Closed impatient closed 2 months ago
Worked fine. Needed these roles/bindings. Our use case was shorter lived and I was impatient, so I made a new lock with same lock leaser id, to set expiry closer.
If you're around/would accept PRs let me know.
---
kind: Role
apiVersion: rbac.authorization.k8s.io/v1
metadata:
name: lease-role
rules:
- apiGroups: ["coordination.k8s.io"]
resources: ["leases"]
verbs: ["create", "update", "patch", "get", "list"]
---
kind: RoleBinding
apiVersion: rbac.authorization.k8s.io/v1
metadata:
name: lease-binding
namespace: {{ .Release.Namespace }}
subjects:
- kind: ServiceAccount
name: service-account-for-deploy
namespace: {{ .Release.Namespace }}
roleRef:
kind: Role
name: lease-ref
apiGroup: rbac.authorization.k8s.io
Hi @impatient sorry the delay. We are actively using it in production. Thanks for the collaboration I will add the roles to the documentation. You are welcome to do a PR too.

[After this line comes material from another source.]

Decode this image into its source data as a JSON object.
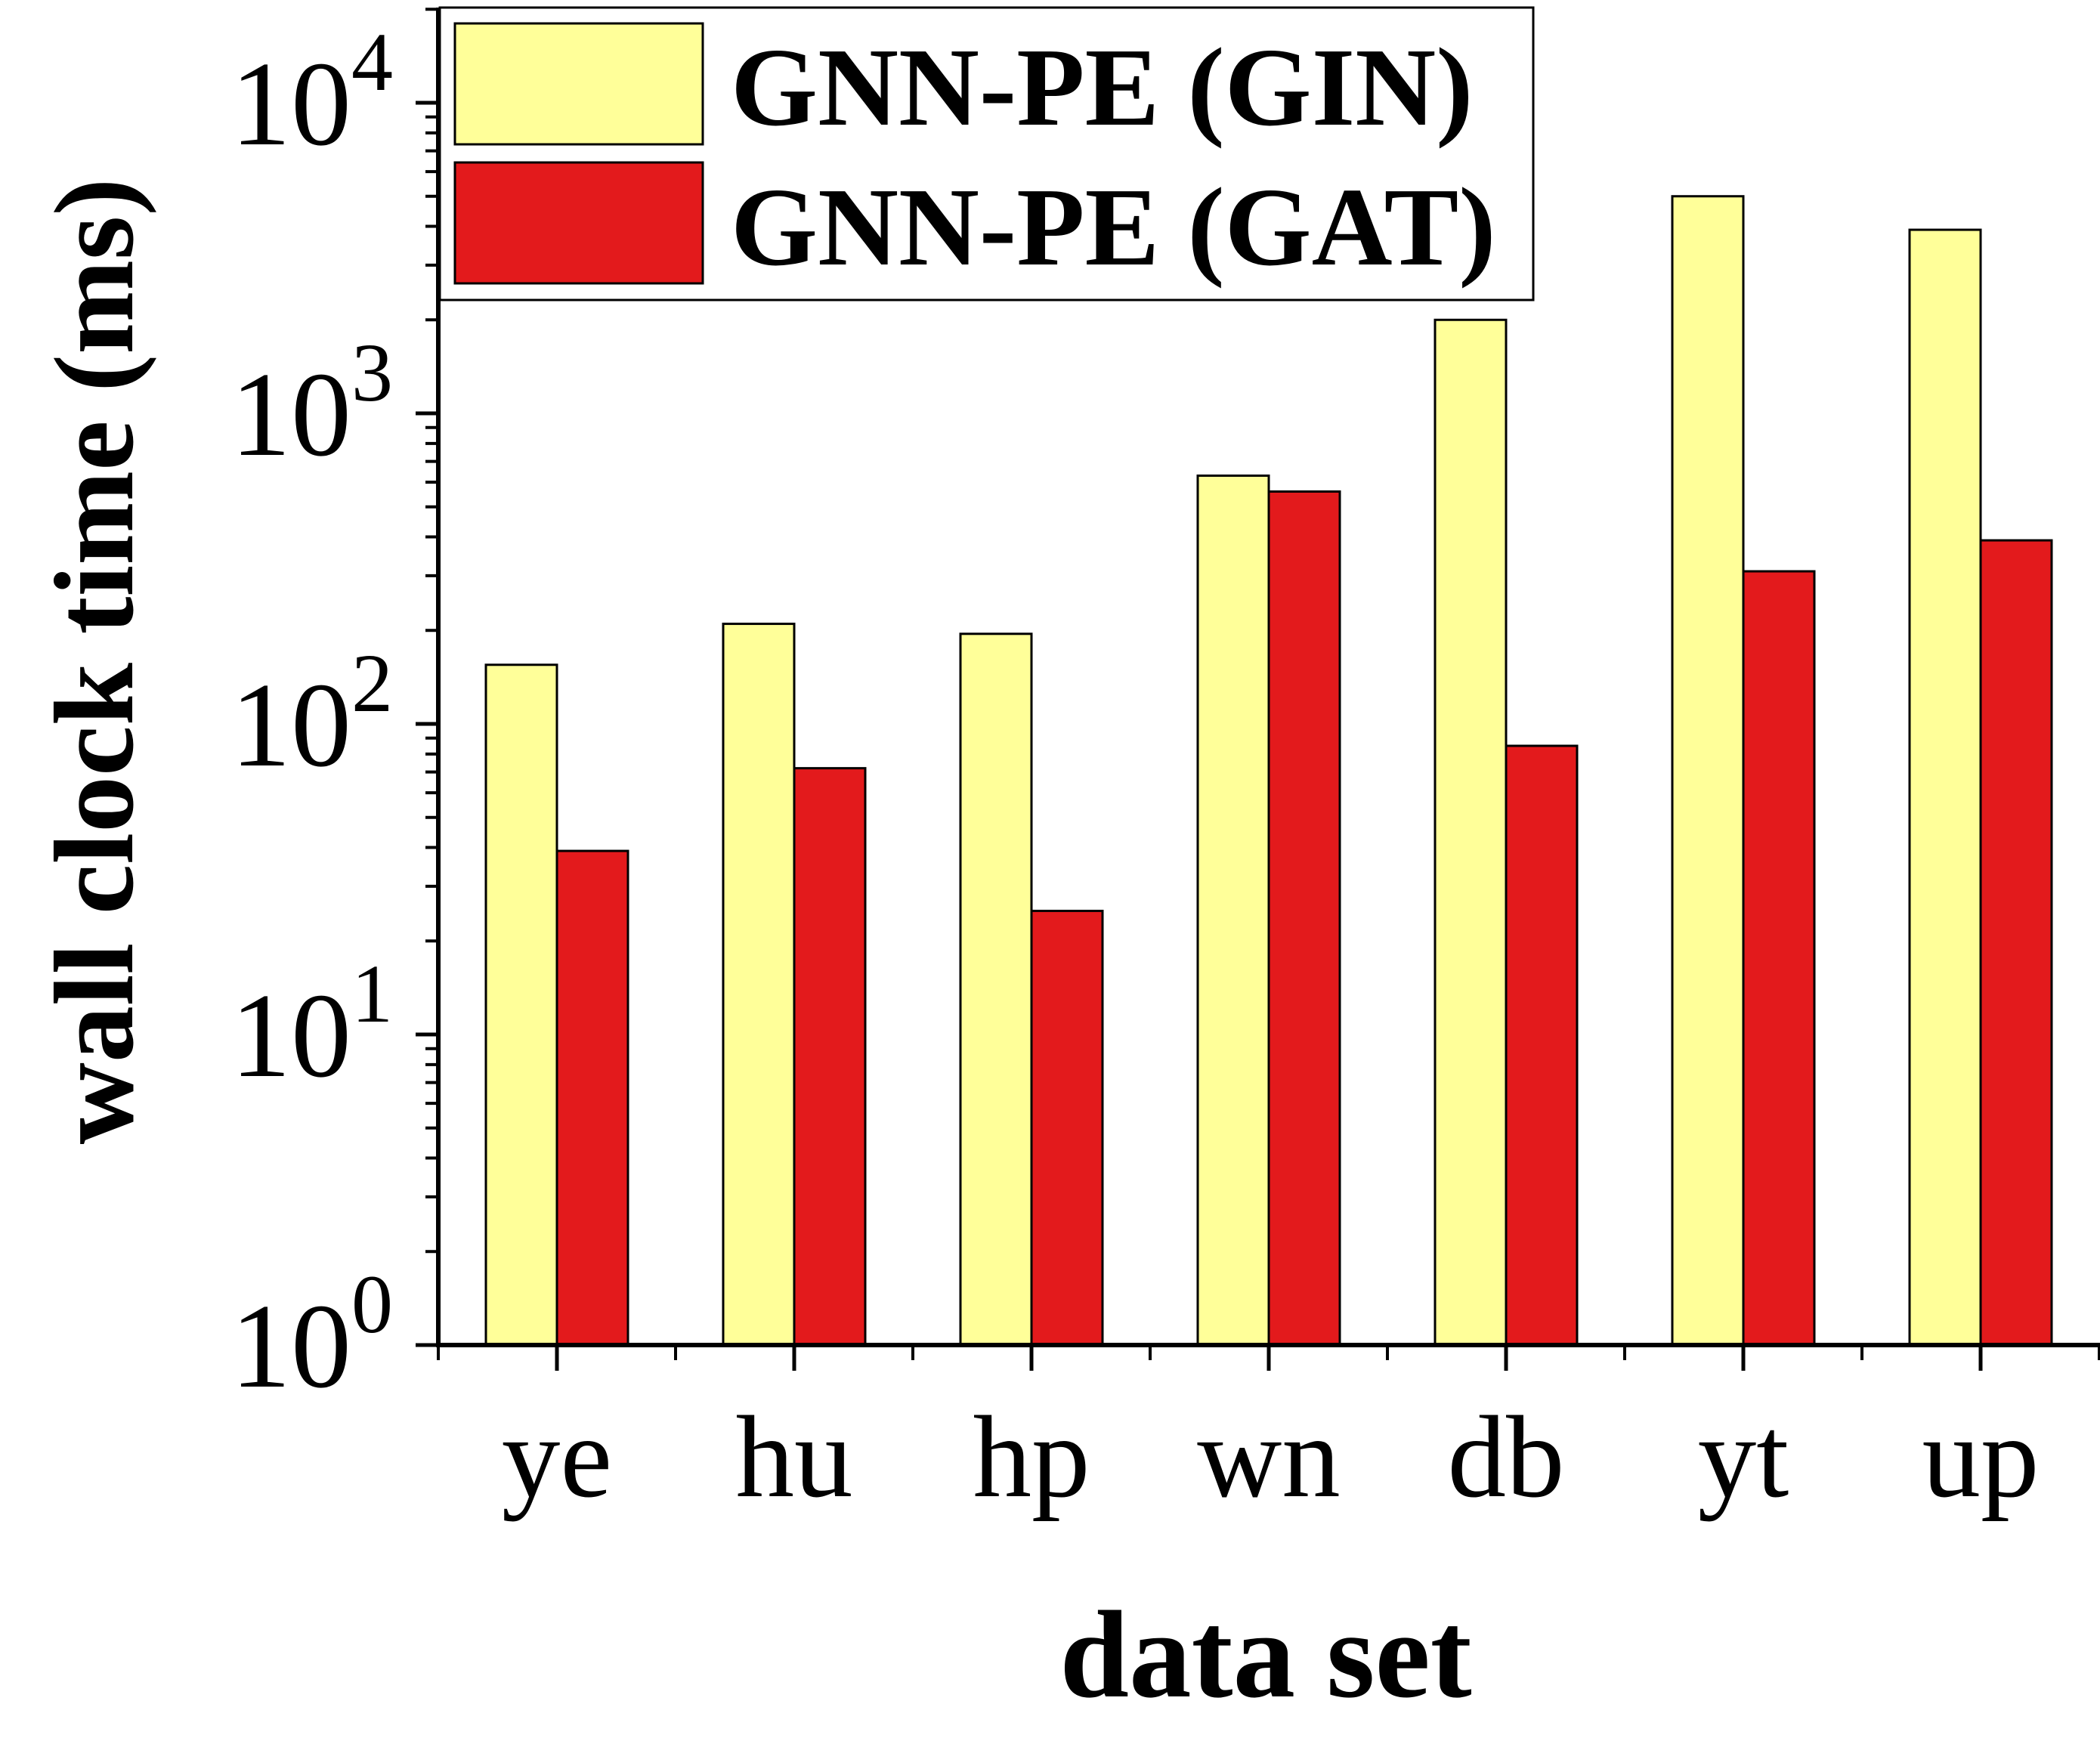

Apologies for loads of questions. Like the idea and the implicit infrastructure. Feels like it would just work and am probably going to try it out either way, but would need tweaks for managing stale entries.
Also could see this having hundreds of leases in our use, which is probably more than the intent/will be the hardest sale to others on my team. Any thoughts there?